Ketegangan aksi tolak UU Ciptaker terjadi di sejumlah daerah di penjuru tanah air. Mulai dari Medan, Batam, Palembang, Bandar Lampung, Serang, Jakarta, Bekasi, Tangerang, Bandung, Semarang, Yogyakarta, Solo, Surabaya, Palu, hingga Makassar.
Massa buruh dan mahasiswa resah dengan peraturan yang menindas dan memangkas hak-hak warga negara, terutama kaum pekerja. Di sisi lain, pengusaha besar diuntungkan dengan RUU yang proses penyusunannya tak transparan tersebut.
Hampir sebagian besar aksi di sejumlah daerah berakhir bentrokan antara massa, yang didominasi mahasiswa dan pelajar, dengan aparat kepolisian. Ratusan demonstran pun diamankan dari masing-masing daerah yang menggelar aksi tersebut.

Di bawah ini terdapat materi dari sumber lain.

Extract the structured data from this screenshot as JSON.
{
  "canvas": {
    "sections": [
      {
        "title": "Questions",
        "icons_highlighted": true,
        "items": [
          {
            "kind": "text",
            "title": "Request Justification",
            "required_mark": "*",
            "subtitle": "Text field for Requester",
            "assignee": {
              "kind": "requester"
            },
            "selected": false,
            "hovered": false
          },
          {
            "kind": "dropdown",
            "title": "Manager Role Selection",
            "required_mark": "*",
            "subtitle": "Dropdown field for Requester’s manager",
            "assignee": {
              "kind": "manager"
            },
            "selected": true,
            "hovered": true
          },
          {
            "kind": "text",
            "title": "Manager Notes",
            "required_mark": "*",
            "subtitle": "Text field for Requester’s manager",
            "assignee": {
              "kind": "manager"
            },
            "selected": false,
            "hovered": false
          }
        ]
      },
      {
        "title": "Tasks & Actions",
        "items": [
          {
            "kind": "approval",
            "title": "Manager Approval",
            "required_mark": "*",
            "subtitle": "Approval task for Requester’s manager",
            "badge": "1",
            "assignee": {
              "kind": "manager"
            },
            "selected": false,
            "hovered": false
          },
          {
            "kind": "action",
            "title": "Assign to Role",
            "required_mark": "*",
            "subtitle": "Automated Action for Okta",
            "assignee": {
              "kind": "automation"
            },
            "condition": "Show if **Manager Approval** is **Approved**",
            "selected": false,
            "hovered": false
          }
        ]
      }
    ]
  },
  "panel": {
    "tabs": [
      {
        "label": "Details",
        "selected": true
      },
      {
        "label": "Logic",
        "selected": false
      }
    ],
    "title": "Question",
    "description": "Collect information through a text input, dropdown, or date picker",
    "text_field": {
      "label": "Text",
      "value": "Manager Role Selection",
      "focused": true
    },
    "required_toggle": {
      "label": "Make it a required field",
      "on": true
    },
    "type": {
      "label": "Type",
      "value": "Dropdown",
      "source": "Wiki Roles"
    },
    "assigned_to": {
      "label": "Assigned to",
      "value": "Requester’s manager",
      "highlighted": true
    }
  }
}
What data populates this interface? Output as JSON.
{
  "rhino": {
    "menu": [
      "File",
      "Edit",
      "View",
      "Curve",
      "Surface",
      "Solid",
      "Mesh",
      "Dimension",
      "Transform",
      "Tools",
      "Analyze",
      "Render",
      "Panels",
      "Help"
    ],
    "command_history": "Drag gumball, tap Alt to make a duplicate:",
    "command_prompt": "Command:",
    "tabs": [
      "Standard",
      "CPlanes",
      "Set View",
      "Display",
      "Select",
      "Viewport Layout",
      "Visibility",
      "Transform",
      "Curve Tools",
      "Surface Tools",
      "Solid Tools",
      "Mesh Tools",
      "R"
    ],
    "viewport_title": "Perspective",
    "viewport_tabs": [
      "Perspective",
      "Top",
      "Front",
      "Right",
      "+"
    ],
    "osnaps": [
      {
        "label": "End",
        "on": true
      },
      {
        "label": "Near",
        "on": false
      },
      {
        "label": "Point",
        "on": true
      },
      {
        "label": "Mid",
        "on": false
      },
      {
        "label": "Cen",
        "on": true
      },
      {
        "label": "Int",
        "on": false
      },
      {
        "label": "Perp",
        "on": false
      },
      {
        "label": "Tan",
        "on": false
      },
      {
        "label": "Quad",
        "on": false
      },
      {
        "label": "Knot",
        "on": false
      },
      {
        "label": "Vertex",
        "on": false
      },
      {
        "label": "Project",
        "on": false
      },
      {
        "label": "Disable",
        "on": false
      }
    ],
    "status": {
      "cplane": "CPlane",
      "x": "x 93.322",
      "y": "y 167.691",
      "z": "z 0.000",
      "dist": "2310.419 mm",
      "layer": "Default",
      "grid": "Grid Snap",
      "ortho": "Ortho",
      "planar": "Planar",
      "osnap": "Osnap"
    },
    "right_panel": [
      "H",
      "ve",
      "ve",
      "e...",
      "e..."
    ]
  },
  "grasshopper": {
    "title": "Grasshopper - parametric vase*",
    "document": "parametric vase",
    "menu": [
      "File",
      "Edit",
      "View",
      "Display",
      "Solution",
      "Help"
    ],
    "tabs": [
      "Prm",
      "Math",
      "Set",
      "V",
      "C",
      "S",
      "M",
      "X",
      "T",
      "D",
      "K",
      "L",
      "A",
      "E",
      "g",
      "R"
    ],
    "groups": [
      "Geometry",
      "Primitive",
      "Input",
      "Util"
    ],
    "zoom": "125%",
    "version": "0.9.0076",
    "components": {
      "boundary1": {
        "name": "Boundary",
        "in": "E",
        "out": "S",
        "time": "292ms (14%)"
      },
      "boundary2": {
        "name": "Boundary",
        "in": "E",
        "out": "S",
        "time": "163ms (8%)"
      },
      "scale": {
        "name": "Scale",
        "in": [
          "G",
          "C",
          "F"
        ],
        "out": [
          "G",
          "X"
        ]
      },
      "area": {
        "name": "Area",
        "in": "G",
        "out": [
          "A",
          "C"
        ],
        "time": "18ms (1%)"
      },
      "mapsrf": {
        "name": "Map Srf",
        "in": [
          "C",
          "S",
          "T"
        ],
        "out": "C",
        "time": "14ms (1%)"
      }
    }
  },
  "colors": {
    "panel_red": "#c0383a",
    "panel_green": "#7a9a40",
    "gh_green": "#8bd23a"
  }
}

Di ibu kota, mahasiswa, pelajar, dan buruh memusatkan aksi di Istana Negara. Namun, massa aksi tak bisa mencapai depan Istana. Mereka ditahan aparat kepolisian di tiga titik, Patung Kuda Arjuna Wiwaha, persimpangan Harmoni, dan depan Stasiun Gambir.
Massa yang geram lantaran tak diizinkan menuju depan Istana mencoba menerobos barikade. Polisi membalasnya dengan semprotan water cannon hinnga gas air mata.

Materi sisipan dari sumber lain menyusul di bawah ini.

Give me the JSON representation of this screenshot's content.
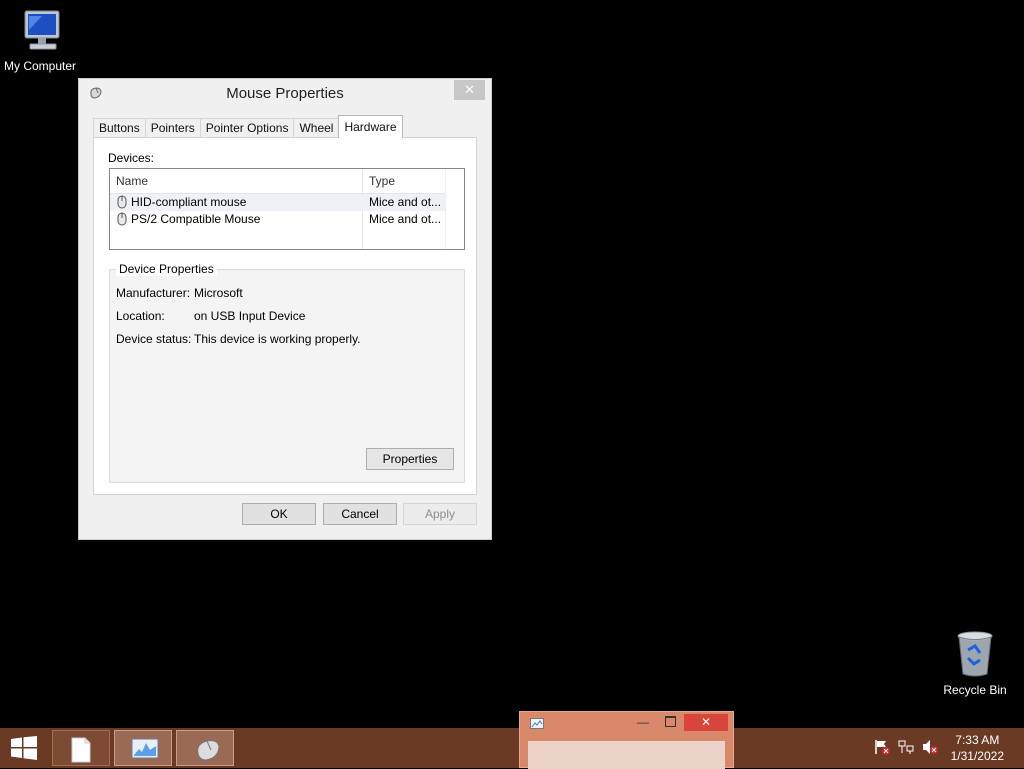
{
  "desktop": {
    "icons": [
      {
        "label": "My Computer",
        "icon": "computer-icon"
      },
      {
        "label": "Recycle Bin",
        "icon": "recycle-bin-icon"
      }
    ]
  },
  "dialog": {
    "title": "Mouse Properties",
    "close_label": "✕",
    "tabs": [
      {
        "label": "Buttons"
      },
      {
        "label": "Pointers"
      },
      {
        "label": "Pointer Options"
      },
      {
        "label": "Wheel"
      },
      {
        "label": "Hardware",
        "active": true
      }
    ],
    "devices_label": "Devices:",
    "columns": {
      "name": "Name",
      "type": "Type"
    },
    "devices": [
      {
        "name": "HID-compliant mouse",
        "type": "Mice and ot...",
        "selected": true
      },
      {
        "name": "PS/2 Compatible Mouse",
        "type": "Mice and ot..."
      }
    ],
    "device_properties": {
      "legend": "Device Properties",
      "manufacturer_label": "Manufacturer:",
      "manufacturer": "Microsoft",
      "location_label": "Location:",
      "location": "on USB Input Device",
      "status_label": "Device status:",
      "status": "This device is working properly.",
      "properties_button": "Properties"
    },
    "buttons": {
      "ok": "OK",
      "cancel": "Cancel",
      "apply": "Apply"
    }
  },
  "taskbar": {
    "clock_time": "7:33 AM",
    "clock_date": "1/31/2022",
    "accent": "#6a3a24"
  }
}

Sejumlah fasilitas umum pun diduga dirusak massa, mulai dari halte Transjakarta hingga Pos Polisi. Tercatat ada tiga pos polisi yang terbakar. Sementara dua halte bus Transjakarta yang terbakar di antaranya Bundaran HI dan Sarinah.
Gubernur DKI Jakarta Anies Baswedan mengkalkulasikan biaya yang diperlukan untuk memperbaiki kerusakan sekitar Rp25 miliar. Namun, halte permanen tidak bisa segera diperbaiki. Penanganan terdekat, DKI akan membangun halte sementara.
Sedangkan, Polda Metro Jaya mengaku telah meringkus hampir 1.000 orang yang diduga perusuh dalam aksi demo tolak UU Ciptaker di Ibu Kota. Para terduga perusuh itu disinyalir sengaja menunggangi aksi demo yang dilakukan oleh elemen buruh dan mahasiswa.
Di sisi lain, Komisi Nasional HAM meminta pemerintah cepat merespons demo penolakan UU Omnibus Law Cipta Kerja yang eskalasinya terus meningkat. Komisioner Komnas HAM Beka Ulung Hapsari mengatakan, respons pemerintah penting dilakukan karena demonstrasi berlangsung di tengah pandemi virus corona.
Poin-poin dalam UU sapu jagat tersebut banyak menuai protes karena dinilai memangkas hak buruh dan berpotensi memicu kerusakan lingkungan.
Ketua DPR Puan Maharani berharap Omnibus Law Cipta Kerja dapat membangun ekosistem berusaha di Indonesia yang lebih baik dan mempercepat kemajuan Indonesia. Puan juga mempersilakan bilamana masyarakat tak sepakat dan mengajukan uji materi ke MK.
Sementara, Tenaga Ahli Kedeputian Kantor Staf Presiden (KSP) Donny Gahral Adian menyebut pemerintah pusat belum mempertimbangkan opsi menerbitkan Peraturan Pemerintah Pengganti Undang-undang (Perppu) Cipta Kerja. Donny mengatakan upaya yang memungkinkan untuk menolak Omnibus Law Cipta Kerja adalah melalui gugatan uji materi ke MK.